Robert Edward Ludlow Sr. was a hard-driving man, all the time … his intense and insistent courtship had been welcome to the woman who loved him, and he had always been intense but gentle to her, but Mrs. Ludlow knew that to be on the wrong side of a man like that would be a problem. You did not need that kind of attention in your life.

She also knew about his rage … his rage at being made to see a triple murder at only five years old … the betrayal of his first wife and how that had left their children to the wolves … the choosing of suicide instead of returning to rehab by both his son and daughter … the scattering of his orphaned grandchildren to the four winds … if Mrs. Ludlow was not dealing with that, it had to go somewhere. The enemies of the United States had to deal with it, and then after that, the foster parents who had not done right by his grandchildren had to deal with it. Capt. Ludlow was efficient in converting rage to productive energy.
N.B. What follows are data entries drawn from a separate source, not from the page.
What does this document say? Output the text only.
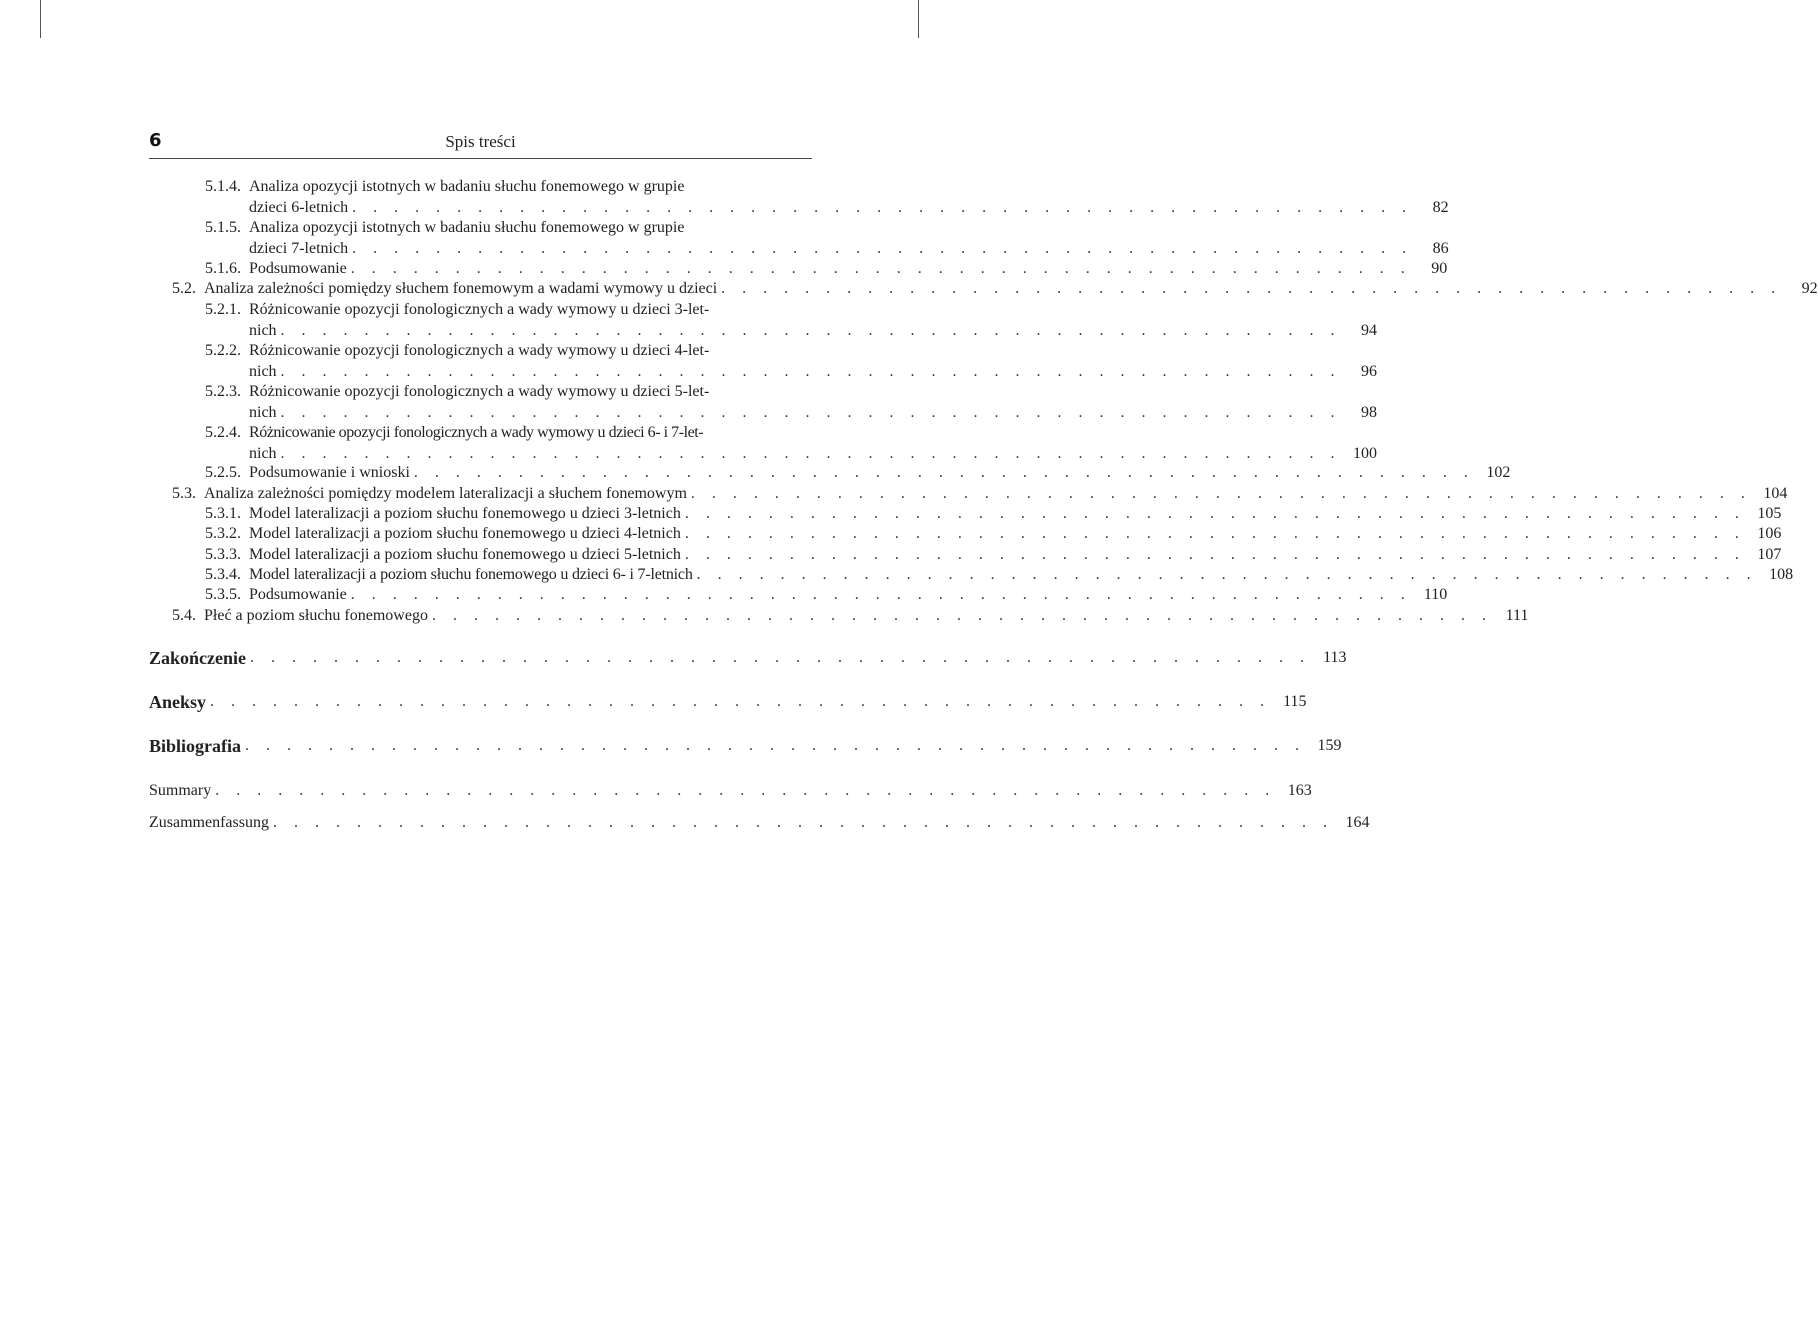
6	Spis treści
5.1.4. Analiza opozycji istotnych w badaniu słuchu fonemowego w grupie
dzieci 6-letnich . . . . . . . . . . . . . . . . . . . . . . . . . . . . . . . . . . . . . . . . . . . . . . . . . . .	82
5.1.5. Analiza opozycji istotnych w badaniu słuchu fonemowego w grupie
dzieci 7-letnich . . . . . . . . . . . . . . . . . . . . . . . . . . . . . . . . . . . . . . . . . . . . . . . . . . .	86
5.1.6. Podsumowanie . . . . . . . . . . . . . . . . . . . . . . . . . . . . . . . . . . . . . . . . . . . . . . . . . . .	90
5.2. Analiza zależności pomiędzy słuchem fonemowym a wadami wymowy u dzieci . . . . . . . . . . . . . . . . . . . . . . . . . . . . . . . . . . . . . . . . . . . . . . . . . . .	92
5.2.1. Różnicowanie opozycji fonologicznych a wady wymowy u dzieci 3-let-
nich . . . . . . . . . . . . . . . . . . . . . . . . . . . . . . . . . . . . . . . . . . . . . . . . . . .	94
5.2.2. Różnicowanie opozycji fonologicznych a wady wymowy u dzieci 4-let-
nich . . . . . . . . . . . . . . . . . . . . . . . . . . . . . . . . . . . . . . . . . . . . . . . . . . .	96
5.2.3. Różnicowanie opozycji fonologicznych a wady wymowy u dzieci 5-let-
nich . . . . . . . . . . . . . . . . . . . . . . . . . . . . . . . . . . . . . . . . . . . . . . . . . . .	98
5.2.4. Różnicowanie opozycji fonologicznych a wady wymowy u dzieci 6- i 7-let-
nich . . . . . . . . . . . . . . . . . . . . . . . . . . . . . . . . . . . . . . . . . . . . . . . . . . . 100
5.2.5. Podsumowanie i wnioski . . . . . . . . . . . . . . . . . . . . . . . . . . . . . . . . . . . . . . . . . . . . . . . . . . . 102
5.3. Analiza zależności pomiędzy modelem lateralizacji a słuchem fonemowym . . . . . . . . . . . . . . . . . . . . . . . . . . . . . . . . . . . . . . . . . . . . . . . . . . . 104
5.3.1. Model lateralizacji a poziom słuchu fonemowego u dzieci 3-letnich . . . . . . . . . . . . . . . . . . . . . . . . . . . . . . . . . . . . . . . . . . . . . . . . . . . 105
5.3.2. Model lateralizacji a poziom słuchu fonemowego u dzieci 4-letnich . . . . . . . . . . . . . . . . . . . . . . . . . . . . . . . . . . . . . . . . . . . . . . . . . . . 106
5.3.3. Model lateralizacji a poziom słuchu fonemowego u dzieci 5-letnich . . . . . . . . . . . . . . . . . . . . . . . . . . . . . . . . . . . . . . . . . . . . . . . . . . . 107
5.3.4. Model lateralizacji a poziom słuchu fonemowego u dzieci 6- i 7-letnich . . . . . . . . . . . . . . . . . . . . . . . . . . . . . . . . . . . . . . . . . . . . . . . . . . . 108
5.3.5. Podsumowanie . . . . . . . . . . . . . . . . . . . . . . . . . . . . . . . . . . . . . . . . . . . . . . . . . . . 110
5.4. Płeć a poziom słuchu fonemowego . . . . . . . . . . . . . . . . . . . . . . . . . . . . . . . . . . . . . . . . . . . . . . . . . . . 111
Zakończenie . . . . . . . . . . . . . . . . . . . . . . . . . . . . . . . . . . . . . . . . . . . . . . . . . . . 113
Aneksy . . . . . . . . . . . . . . . . . . . . . . . . . . . . . . . . . . . . . . . . . . . . . . . . . . . 115
Bibliografia . . . . . . . . . . . . . . . . . . . . . . . . . . . . . . . . . . . . . . . . . . . . . . . . . . . 159
Summary . . . . . . . . . . . . . . . . . . . . . . . . . . . . . . . . . . . . . . . . . . . . . . . . . . . 163
Zusammenfassung . . . . . . . . . . . . . . . . . . . . . . . . . . . . . . . . . . . . . . . . . . . . . . . . . . . 164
Nonetheless, Capt. Ludlow was also wise. He knew he needed to heal. He had begun pursuing that when he had realized the trouble his children were in; he had doubled down when he had met his second wife, and tripled down when becoming a custodial grandfather came into the picture. Sooner or later, he would have to give up on the rage conversion to get to fuller stages of healing. He knew this, and his wife watched him slowly but steadily back out of all the places in his life where rage conversion was desirable if not necessary.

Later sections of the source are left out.